Он с удовольствием откусил пирог. К его губам прилипли крошки и, Dios mío, у меня внутри все сжалось, но я снова взялась за матэ и прикинулась равнодушной.
– А-а, ты про куриные, – добавил он.
– Ну разумеется! Что за нескромные мыслишки бродят у тебя в голове, Феррари?
Он облизнул крошки и прикусил нижнюю губу, а потом с пафосом сказал:
– Вообще все сразу, Хассан.
Теперь у меня в голове понеслись картинки одна неприличнее другой. Я рассмеялась и уставилась на салфетку. Оказывается, я успела изорвать ее в клочья.
Снова повисло неловкое молчание. Окутало нас плотной удушливой пеленой. Я лихорадочно прикидывала, чем бы нарушить это молчание, и тут, о счастье, вспомнила, что у меня ведь так и лежит книжка Диего.
– У меня кое-что для тебя есть.
Я вскочила и побежала к себе в комнату за «Тенью ветра». Когда вернулась, Диего все так же баюкал в ладонях калебас с матэ.
– Извини, что так долго ее держала. До твоего дома теперь далековато ехать. – Я засмеялась.

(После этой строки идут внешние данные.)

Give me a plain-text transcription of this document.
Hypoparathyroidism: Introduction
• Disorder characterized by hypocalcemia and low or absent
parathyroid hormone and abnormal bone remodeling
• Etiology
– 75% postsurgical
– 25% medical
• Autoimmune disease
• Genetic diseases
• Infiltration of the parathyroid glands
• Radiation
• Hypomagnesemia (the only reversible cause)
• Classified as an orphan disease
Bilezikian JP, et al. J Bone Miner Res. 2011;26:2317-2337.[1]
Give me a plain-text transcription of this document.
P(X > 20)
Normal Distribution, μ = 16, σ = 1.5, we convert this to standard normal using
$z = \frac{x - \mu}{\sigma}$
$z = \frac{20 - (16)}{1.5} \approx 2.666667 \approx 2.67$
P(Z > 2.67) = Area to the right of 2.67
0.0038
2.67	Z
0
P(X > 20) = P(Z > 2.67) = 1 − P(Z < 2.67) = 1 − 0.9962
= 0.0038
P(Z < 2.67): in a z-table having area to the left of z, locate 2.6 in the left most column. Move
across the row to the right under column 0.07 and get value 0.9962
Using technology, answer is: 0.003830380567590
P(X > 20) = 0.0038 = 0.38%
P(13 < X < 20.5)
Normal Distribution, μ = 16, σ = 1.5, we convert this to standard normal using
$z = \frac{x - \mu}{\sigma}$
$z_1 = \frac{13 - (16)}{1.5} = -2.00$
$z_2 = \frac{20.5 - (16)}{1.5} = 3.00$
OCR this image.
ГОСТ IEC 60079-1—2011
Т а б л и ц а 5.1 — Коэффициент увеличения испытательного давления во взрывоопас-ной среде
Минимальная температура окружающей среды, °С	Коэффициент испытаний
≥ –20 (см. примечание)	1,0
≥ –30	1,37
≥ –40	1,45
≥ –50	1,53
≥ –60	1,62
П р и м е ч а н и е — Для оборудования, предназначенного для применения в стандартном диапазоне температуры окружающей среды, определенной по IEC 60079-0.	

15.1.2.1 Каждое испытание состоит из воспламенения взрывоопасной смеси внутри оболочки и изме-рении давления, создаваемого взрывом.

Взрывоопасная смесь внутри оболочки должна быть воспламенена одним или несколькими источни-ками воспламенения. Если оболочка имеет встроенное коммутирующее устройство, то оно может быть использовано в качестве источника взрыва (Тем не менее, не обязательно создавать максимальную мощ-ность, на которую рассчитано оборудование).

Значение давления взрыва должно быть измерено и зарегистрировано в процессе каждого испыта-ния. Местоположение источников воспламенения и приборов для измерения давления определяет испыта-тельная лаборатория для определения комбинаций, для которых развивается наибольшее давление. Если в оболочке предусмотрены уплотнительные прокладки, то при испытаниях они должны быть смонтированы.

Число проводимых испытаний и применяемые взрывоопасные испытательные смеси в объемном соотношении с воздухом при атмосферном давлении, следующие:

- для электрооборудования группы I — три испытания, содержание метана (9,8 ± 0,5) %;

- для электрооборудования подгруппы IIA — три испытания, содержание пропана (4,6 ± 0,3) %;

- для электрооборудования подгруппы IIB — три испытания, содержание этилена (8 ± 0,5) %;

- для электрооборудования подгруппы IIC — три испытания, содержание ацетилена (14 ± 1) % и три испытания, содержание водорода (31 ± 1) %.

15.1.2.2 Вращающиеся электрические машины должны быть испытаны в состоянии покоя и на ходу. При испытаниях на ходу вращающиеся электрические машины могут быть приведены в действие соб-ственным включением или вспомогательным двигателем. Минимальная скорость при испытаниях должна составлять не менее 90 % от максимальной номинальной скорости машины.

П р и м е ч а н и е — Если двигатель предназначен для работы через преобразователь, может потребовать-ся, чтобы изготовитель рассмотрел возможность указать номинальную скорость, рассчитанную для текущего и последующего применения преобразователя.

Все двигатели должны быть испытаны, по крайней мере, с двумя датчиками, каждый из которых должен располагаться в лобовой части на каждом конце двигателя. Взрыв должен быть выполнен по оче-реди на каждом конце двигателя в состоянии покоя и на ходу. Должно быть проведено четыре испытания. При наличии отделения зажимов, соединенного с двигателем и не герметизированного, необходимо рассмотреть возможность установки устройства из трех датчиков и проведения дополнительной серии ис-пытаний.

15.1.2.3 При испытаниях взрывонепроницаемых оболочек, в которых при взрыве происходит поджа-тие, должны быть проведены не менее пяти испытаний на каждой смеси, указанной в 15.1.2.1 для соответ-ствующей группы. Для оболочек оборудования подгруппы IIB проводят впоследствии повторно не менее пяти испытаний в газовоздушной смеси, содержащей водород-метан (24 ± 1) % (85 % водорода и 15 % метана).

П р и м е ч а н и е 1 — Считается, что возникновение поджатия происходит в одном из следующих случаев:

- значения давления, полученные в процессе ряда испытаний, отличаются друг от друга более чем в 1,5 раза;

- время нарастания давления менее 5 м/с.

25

Кухню освещала только тусклая лампочка в углу, и я от души понадеялась, что Диего не видит, как я снова покраснела. Не глядя ему в лицо, отдала книгу. Наши пальцы на миг соприкоснулись. Я поспешно сжала кулаки и скрестила руки на груди – а то он еще заметит, что меня всю колотит.
– Ну и как тебе? – спросил Диего. Я не ответила, и он продолжал: – Если ты все еще помнишь сюжет. Дело было давно.
– Я перечитала ее несколько раз. Просто не знаю, с чего начать.
Лицо Диего озарилось удивлением.
– О, так тебе понравилось!
– Да, безумно. И перевод отличный. Читается совсем как на кастильском.
Диего слегка улыбнулся.
– Барселона! Что я еще могу сказать? – Я продолжала, осмотрительно подбирая слова, чтобы не упоминать любовную линию – центральную в романе. – Мне очень понравилась мысль Сафона про то, что в каждой прочитанной книге оставляешь кусочек самого себя. И собираешь кусочки душ тех, кто первым нашел эту историю. До чего красиво.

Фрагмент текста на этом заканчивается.